Und, ganz ehrlich: ich habe nicht nur Freunde, Bekannte, Kollegen, Fremde genervt. Sondern vermutlich am meisten mich selbst. Weil ich ja gesehen habe, was ich da abziehe, wie ich mich benehme. Weil ich wusste, dass ich so gar nicht reagieren möchte. Ich fand mich selbst verdammt anstrengend. Ich mag es gar nicht, die Kontrolle zu verlieren, und doch habe ich mich wohl sehr oft im Ton vergriffen. Pubertät eben. Nur, dass ich als Erwachsener wusste, dass das Pubertät ist (körperliche Veränderung, Identitätsfindung und Neuorientierung) - was es nicht besser machte, sondern umso mehr frustrierte ("ich weiß was das ist, also müsste ich gefälligst damit umgehen können statt all diesem Mist so hilflos ausgeliefert zu sein").

Neben der Transition hatte ich von Anfang 2016 bis Ende 2018 zudem noch mit vielen anderen Problemen zu kämpfen. Es waren drei verdammt anstrengende Jahre! 

- habe meinen Vater verloren
- habe meinen Opa verloren
- habe den Kontakt zu meiner Mutter verloren
- habe meinen Traumjob (inclusive Absicherung bis zur Rente) verloren
- habe eine neue Arbeit angetreten
- habe einen Motorradunfall erlebt
- habe zwei Operationen durchführen lassen
- eine OP auf unbekannt verschoben (Nerven lagen wochenlang blank)
- Schilddrüsen wurde eingestellt
- Hormonchaos durch falsche Dosierung
- wurde vom Partner verlassen
- habe erstmals im Leben ein halbes Jahr alleine gewohnt
- neue Partnerin zog bei mir ein (Umstellung Alltag ua)
- dazu: Selbstfindung, mehrere Nebenjobs, berufliche Selbständigkeit meines Partners
 
Ja, ich war auf dem Weg zu mir selbst und fühlte mich immer besser. Es wurde immer stimmiger, ich kam besser mit mir klar. Ich habe mich so gut gefühlt wie noch nie im Leben, weil ich spürte, dass ich endlich ich selbst werde. Weil Handeln und Fühlen immer besser zusammen passten. Endlich war ich glücklich!
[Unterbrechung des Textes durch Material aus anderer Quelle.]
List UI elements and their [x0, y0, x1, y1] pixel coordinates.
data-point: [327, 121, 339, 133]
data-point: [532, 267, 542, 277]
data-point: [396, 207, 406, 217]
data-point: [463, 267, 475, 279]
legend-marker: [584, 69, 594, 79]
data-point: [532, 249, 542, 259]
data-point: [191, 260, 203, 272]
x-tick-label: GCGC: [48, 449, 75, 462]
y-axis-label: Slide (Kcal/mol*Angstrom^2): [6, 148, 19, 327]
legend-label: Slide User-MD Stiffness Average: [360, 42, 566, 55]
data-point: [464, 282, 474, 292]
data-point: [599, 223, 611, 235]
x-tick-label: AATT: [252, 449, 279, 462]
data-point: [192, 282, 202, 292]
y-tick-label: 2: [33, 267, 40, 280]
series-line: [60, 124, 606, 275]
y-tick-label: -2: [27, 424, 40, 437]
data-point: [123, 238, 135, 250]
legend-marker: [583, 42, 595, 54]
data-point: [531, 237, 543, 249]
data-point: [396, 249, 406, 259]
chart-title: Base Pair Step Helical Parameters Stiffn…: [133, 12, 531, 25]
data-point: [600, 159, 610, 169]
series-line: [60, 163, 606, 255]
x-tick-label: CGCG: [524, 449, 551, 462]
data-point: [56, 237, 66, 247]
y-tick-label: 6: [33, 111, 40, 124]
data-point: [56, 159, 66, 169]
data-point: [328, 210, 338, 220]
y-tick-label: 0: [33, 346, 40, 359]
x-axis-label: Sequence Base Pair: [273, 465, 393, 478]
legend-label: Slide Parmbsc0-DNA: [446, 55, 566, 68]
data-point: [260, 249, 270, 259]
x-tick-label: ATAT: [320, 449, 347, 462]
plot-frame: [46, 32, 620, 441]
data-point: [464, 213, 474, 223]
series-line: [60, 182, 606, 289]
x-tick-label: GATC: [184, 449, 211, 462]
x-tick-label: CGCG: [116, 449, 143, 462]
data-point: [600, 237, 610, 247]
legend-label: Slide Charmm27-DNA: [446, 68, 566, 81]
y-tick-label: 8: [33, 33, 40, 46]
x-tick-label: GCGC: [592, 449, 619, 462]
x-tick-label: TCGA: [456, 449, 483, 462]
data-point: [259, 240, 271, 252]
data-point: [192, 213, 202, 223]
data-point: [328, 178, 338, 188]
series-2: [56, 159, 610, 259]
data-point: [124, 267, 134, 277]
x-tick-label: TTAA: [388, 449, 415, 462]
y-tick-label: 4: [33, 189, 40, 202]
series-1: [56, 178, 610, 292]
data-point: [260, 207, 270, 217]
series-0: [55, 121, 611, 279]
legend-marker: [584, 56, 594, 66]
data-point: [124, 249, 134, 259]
Trotzdem haben mein Alltag und die Hormone (Wechseljahresbeschwerden, Panikanfälle, Depressionen, Rückenschmerzen usw) dazu geführt, dass ich oft völlig unpassend reagiert habe. Egal, wie glücklich ich in dem Moment war, dieses Glücksgefühl war im Alltag meist überdeckt von irgendwelchen Problemen: 

Wenn man zum zehnten Mal misgendert oder blöd angesprochen wird, dann kann schon mal ein böser Spruch rausrutschen - weil ich mich "dank" Hitzewallungen und Rückenschmerzen gerade eh nicht unter Kontrolle hatte, und weil ich seit Wochen durch die Umstellung nicht einmal den Druck durch Weinen lösen konnte (inzwischen kann ich wieder weinen, das tut gut). Da hat sich vor allem körperlich so extrem viel angestaut, dass es bei all den oben genannten sozialen beruflichen psychischen Problemen einfach zuviel wurde. Manchmal bin ich wirklich am Zahnfleisch gekrochen. Und es gab auch ein paar einzelne Sitzungen, wo ich beim Therapeuten so halb zusammengebrochen bin. Situationen, wo ich zu Hause einfach nur noch rumgeschrien habe oder am liebsten verzweifelt geheult hätte (wenn ich gekonnt hätte). Und in denen ich lieben Menschen ziemlich unschöne Dinge an den Kopf geworfen habe. 

Jup, war verdammt anstrengend mit mir. Und auch, wenn ich mich immer besser leiden konnte - gab es viele Momente, in denen ich mich einfach nicht mehr ausstehen konnte. Pubertät eben. Scheiß Zeit. Aber notwendig. Ich bin dankbar, dass so viele Menschen das mit mir zusammen durchgestanden haben, zu mir gehalten haben und bei mir geblieben sind.